Killing Field on a Riemannian Manifold Do there exist a nontrivial Killing field on each riemannian manifold? 
A Killing field is a vector field whose flow acts on the manifold by isometry. 
 A: The isometry group of a Riemannian manifold is a finite-dimensional Lie group. A Killing field defines a 1-parameter subgroup $\Bbb R \to \text{Isom}(M)$ by flowing; and conversely, taking the derivative of a 1-parameter subgroup $\Bbb R \to \text{Isom}(M)$ at $e$ gives a Killing field.
By exponentiating, one sees that 1-parameter subgroups of a Lie group are in bijection with elements of the Lie algebra $\mathfrak g$. So a Riemannian manifold has a nontrivial Killing field if and only if $\text{Isom}(M)$ is positive-dimensional.
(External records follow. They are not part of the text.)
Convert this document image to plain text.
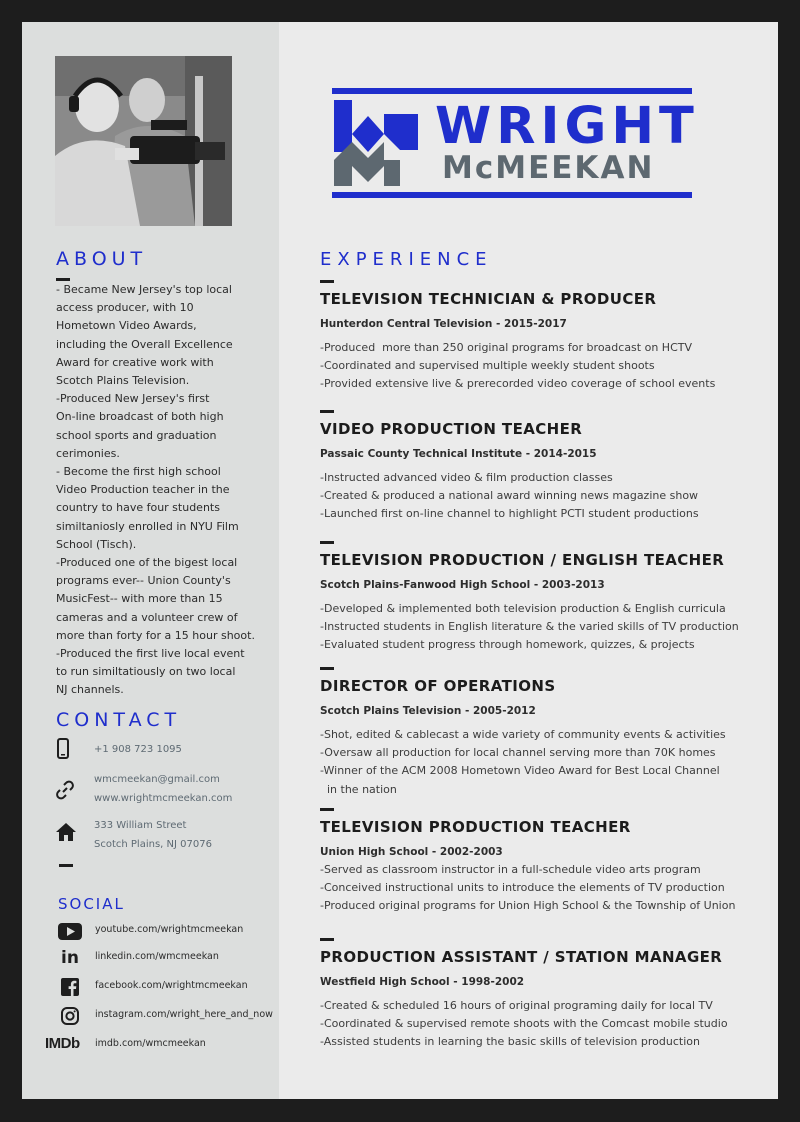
ABOUT
- Became New Jersey's top local
access producer, with 10
Hometown Video Awards,
including the Overall Excellence
Award for creative work with
Scotch Plains Television.
-Produced New Jersey's first
On-line broadcast of both high
school sports and graduation
cerimonies.
- Become the first high school
Video Production teacher in the
country to have four students
similtaniosly enrolled in NYU Film
School (Tisch).
-Produced one of the bigest local
programs ever-- Union County's
MusicFest-- with more than 15
cameras and a volunteer crew of
more than forty for a 15 hour shoot.
-Produced the first live local event
to run similtatiously on two local
NJ channels.
CONTACT
+1 908 723 1095
wmcmeekan@gmail.com
www.wrightmcmeekan.com
333 William Street
Scotch Plains, NJ 07076
SOCIAL
youtube.com/wrightmcmeekan
in linkedin.com/wmcmeekan
facebook.com/wrightmcmeekan
instagram.com/wright_here_and_now
IMDb imdb.com/wmcmeekan
WRIGHT
McMEEKAN
EXPERIENCE
TELEVISION TECHNICIAN & PRODUCER
Hunterdon Central Television - 2015-2017
-Produced  more than 250 original programs for broadcast on HCTV
-Coordinated and supervised multiple weekly student shoots
-Provided extensive live & prerecorded video coverage of school events
VIDEO PRODUCTION TEACHER
Passaic County Technical Institute - 2014-2015
-Instructed advanced video & film production classes
-Created & produced a national award winning news magazine show
-Launched first on-line channel to highlight PCTI student productions
TELEVISION PRODUCTION / ENGLISH TEACHER
Scotch Plains-Fanwood High School - 2003-2013
-Developed & implemented both television production & English curricula
-Instructed students in English literature & the varied skills of TV production
-Evaluated student progress through homework, quizzes, & projects
DIRECTOR OF OPERATIONS
Scotch Plains Television - 2005-2012
-Shot, edited & cablecast a wide variety of community events & activities
-Oversaw all production for local channel serving more than 70K homes
-Winner of the ACM 2008 Hometown Video Award for Best Local Channel
in the nation
TELEVISION PRODUCTION TEACHER
Union High School - 2002-2003
-Served as classroom instructor in a full-schedule video arts program
-Conceived instructional units to introduce the elements of TV production
-Produced original programs for Union High School & the Township of Union
PRODUCTION ASSISTANT / STATION MANAGER
Westfield High School - 1998-2002
-Created & scheduled 16 hours of original programing daily for local TV
-Coordinated & supervised remote shoots with the Comcast mobile studio
-Assisted students in learning the basic skills of television production
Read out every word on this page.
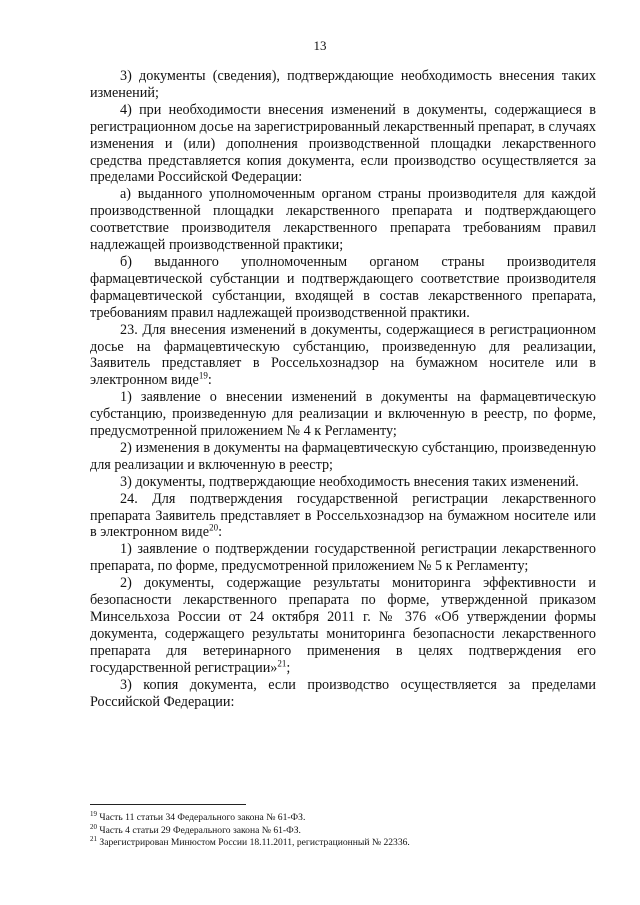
13

3) документы (сведения), подтверждающие необходимость внесения таких изменений;

4) при необходимости внесения изменений в документы, содержащиеся в регистрационном досье на зарегистрированный лекарственный препарат, в случаях изменения и (или) дополнения производственной площадки лекарственного средства представляется копия документа, если производство осуществляется за пределами Российской Федерации:

а) выданного уполномоченным органом страны производителя для каждой производственной площадки лекарственного препарата и подтверждающего соответствие производителя лекарственного препарата требованиям правил надлежащей производственной практики;

б) выданного уполномоченным органом страны производителя фармацевтической субстанции и подтверждающего соответствие производителя фармацевтической субстанции, входящей в состав лекарственного препарата, требованиям правил надлежащей производственной практики.

23. Для внесения изменений в документы, содержащиеся в регистрационном досье на фармацевтическую субстанцию, произведенную для реализации, Заявитель представляет в Россельхознадзор на бумажном носителе или в электронном виде$^{19}$:

1) заявление о внесении изменений в документы на фармацевтическую субстанцию, произведенную для реализации и включенную в реестр, по форме, предусмотренной приложением № 4 к Регламенту;

2) изменения в документы на фармацевтическую субстанцию, произведенную для реализации и включенную в реестр;

3) документы, подтверждающие необходимость внесения таких изменений.

24. Для подтверждения государственной регистрации лекарственного препарата Заявитель представляет в Россельхознадзор на бумажном носителе или в электронном виде$^{20}$:

1) заявление о подтверждении государственной регистрации лекарственного препарата, по форме, предусмотренной приложением № 5 к Регламенту;

2) документы, содержащие результаты мониторинга эффективности и безопасности лекарственного препарата по форме, утвержденной приказом Минсельхоза России от 24 октября 2011 г. № 376 «Об утверждении формы документа, содержащего результаты мониторинга безопасности лекарственного препарата для ветеринарного применения в целях подтверждения его государственной регистрации»$^{21}$;

3) копия документа, если производство осуществляется за пределами Российской Федерации:

$^{19}$ Часть 11 статьи 34 Федерального закона № 61-ФЗ.
$^{20}$ Часть 4 статьи 29 Федерального закона № 61-ФЗ.
$^{21}$ Зарегистрирован Минюстом России 18.11.2011, регистрационный № 22336.
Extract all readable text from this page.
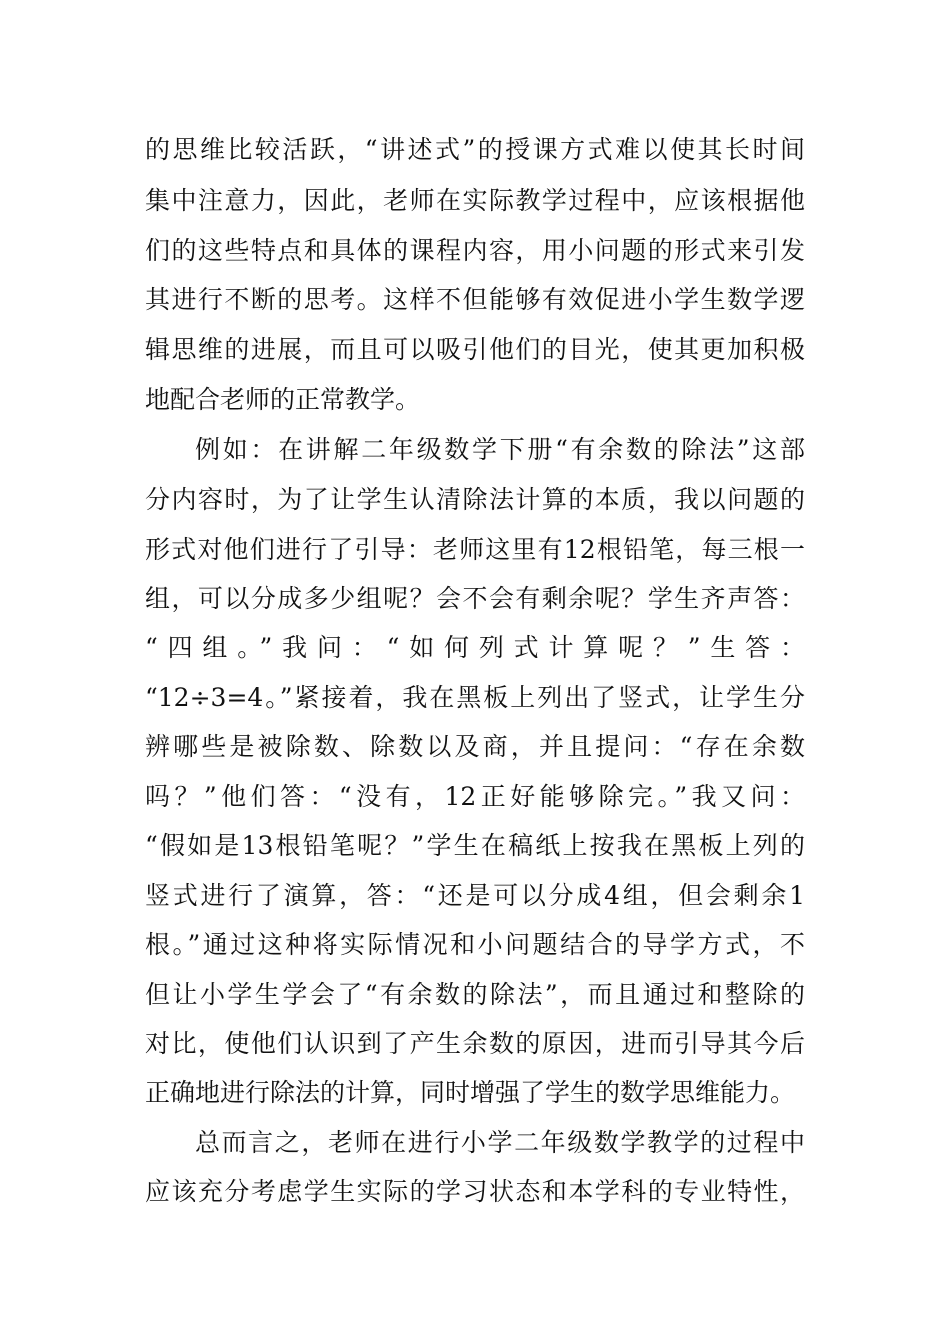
的思维比较活跃，“讲述式”的授课方式难以使其长时间
集中注意力，因此，老师在实际教学过程中，应该根据他
们的这些特点和具体的课程内容，用小问题的形式来引发
其进行不断的思考。这样不但能够有效促进小学生数学逻
辑思维的进展，而且可以吸引他们的目光，使其更加积极
地配合老师的正常教学。
例如：在讲解二年级数学下册“有余数的除法”这部
分内容时，为了让学生认清除法计算的本质，我以问题的
形式对他们进行了引导：老师这里有12根铅笔，每三根一
组，可以分成多少组呢？会不会有剩余呢？学生齐声答：
“四组。”我问：“如何列式计算呢？”生答：
“12÷3=4。”紧接着，我在黑板上列出了竖式，让学生分
辨哪些是被除数、除数以及商，并且提问：“存在余数
吗？”他们答：“没有，12正好能够除完。”我又问：
“假如是13根铅笔呢？”学生在稿纸上按我在黑板上列的
竖式进行了演算，答：“还是可以分成4组，但会剩余1
根。”通过这种将实际情况和小问题结合的导学方式，不
但让小学生学会了“有余数的除法”，而且通过和整除的
对比，使他们认识到了产生余数的原因，进而引导其今后
正确地进行除法的计算，同时增强了学生的数学思维能力。
总而言之，老师在进行小学二年级数学教学的过程中
应该充分考虑学生实际的学习状态和本学科的专业特性，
For the vast majority of Riemannian manifolds, this is not true - I don't know how to make this rigorous, but a 'generic' Riemannian manifold should have no nontrivial isometries whatsoever. 
But if that's unsatisfying, you can have otherwise very nice Riemannian manifolds - say, surfaces of genus $g>1$ with constant negative curvature - whose isometry group is finite. In full generality any compact, $n>1$-dimensional hyperbolic manifold has finite isometry group, so has no nontrivial Killing field.